FATCA International Agreements: US Treasury Department Releases “Model 2” FATCA Intergovernmental Agreement; Signs FATCA Agreements with Denmark, Mexico and SpainSullivan & Cromwell LLP - November 28, 2012
On November 14, the US Treasury Department released a template (the “Model 2 IGA”) that is to be used for negotiating “model 2” FATCA intergovernmental agreements. The “model 2” approach, which was first announced in joint statements made by the US Treasury Department and the governments of Japan and Switzerland, will generally require “foreign financial institutions” (“FFIs”) in “FATCA Partner” jurisdictions (that is, jurisdictions that enter into intergovernmental agreements with the United States) to report FATCA information to the IRS. Direct FFI reporting will then be supplemented by group requests (made under an applicable tax treaty or tax information exchange agreement between the United States and the FATCA Partner) for information about customers who do not consent to information reporting. The Model 2 IGA stands in contrast to the “model 1” approach that was negotiated with five European countries, which requires FFIs to report FATCA information to their home country revenue authority, which will then forward that information to the IRS. The benefits of the Model 2 IGA are similar to those conferred by the “model 1” approach: however, significantly, the Model 2 IGA does not fully suspend the requirement to perform “foreign passthru payment” or “gross proceeds” withholding, and does not limit FATCA withholding responsibility to “withholding qualified intermediaries” and other entities that have elected to assume US withholding duties.
In separate developments, the United States signed three FATCA agreements over the last several days, with Denmark, Mexico and Spain. The agreement with Denmark (the “Denmark Agreement”) is a “model 1” reciprocal agreement, and there are few significant differences between the Denmark Agreement and the FATCA agreement that was signed by the United States and the United Kingdom in September 2012 (the “UK Agreement”) apart from (i) the inclusion of certain collective investment vehicles in the annex of exempted entities (a feature that is also present in the Model 2 IGA), (ii) the release, in conjunction with the Denmark Agreement, of a memorandum of understanding limiting the reporting responsibilities of the Danish Central Securities Depository, (iii) the use of Danish TINs (rather than the account holder’s date of birth) in information exchange, and (iv) the absence of “international organizations” from the list of exempted entities.

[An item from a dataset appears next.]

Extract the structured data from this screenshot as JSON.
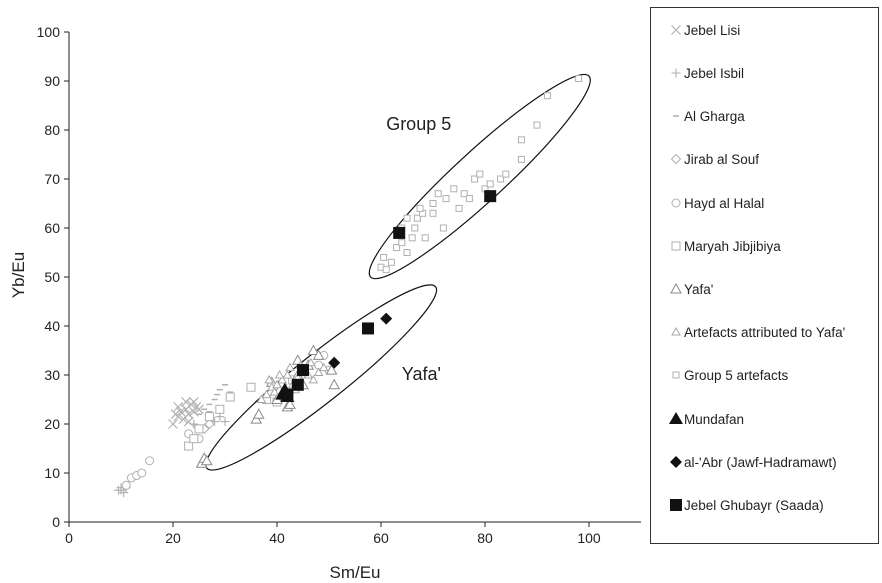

The agreement with Mexico (the “Mexico Agreement”) is also a “model 1” agreement and is very similar to the Denmark Agreement. Like the Denmark Agreement, it is a reciprocal agreement that provides for automatic information exchange (including a commitment, by the US Treasury Department, to require US banks to collect Mexican TINs with respect to 2017 and subsequent years). Interestingly, the Mexico Agreement does not include “local FFIs” in its annex of exempted entities, and—in contrast to other “model 1” agreements—requires reporting of average monthly balances, rather than year-end balances (although the due diligence annex remains keyed off of year-end account balances). The Mexico Agreement also differs from other “model 1” agreements in that it requires the United States (but not Mexico) to make queries regarding “minor and administrative errors” through the Mexican competent authority (instead of requesting the information directly from the financial institution).
The agreement with Spain has not yet been published by the Treasury Department, but has been announced by the Spanish authorities.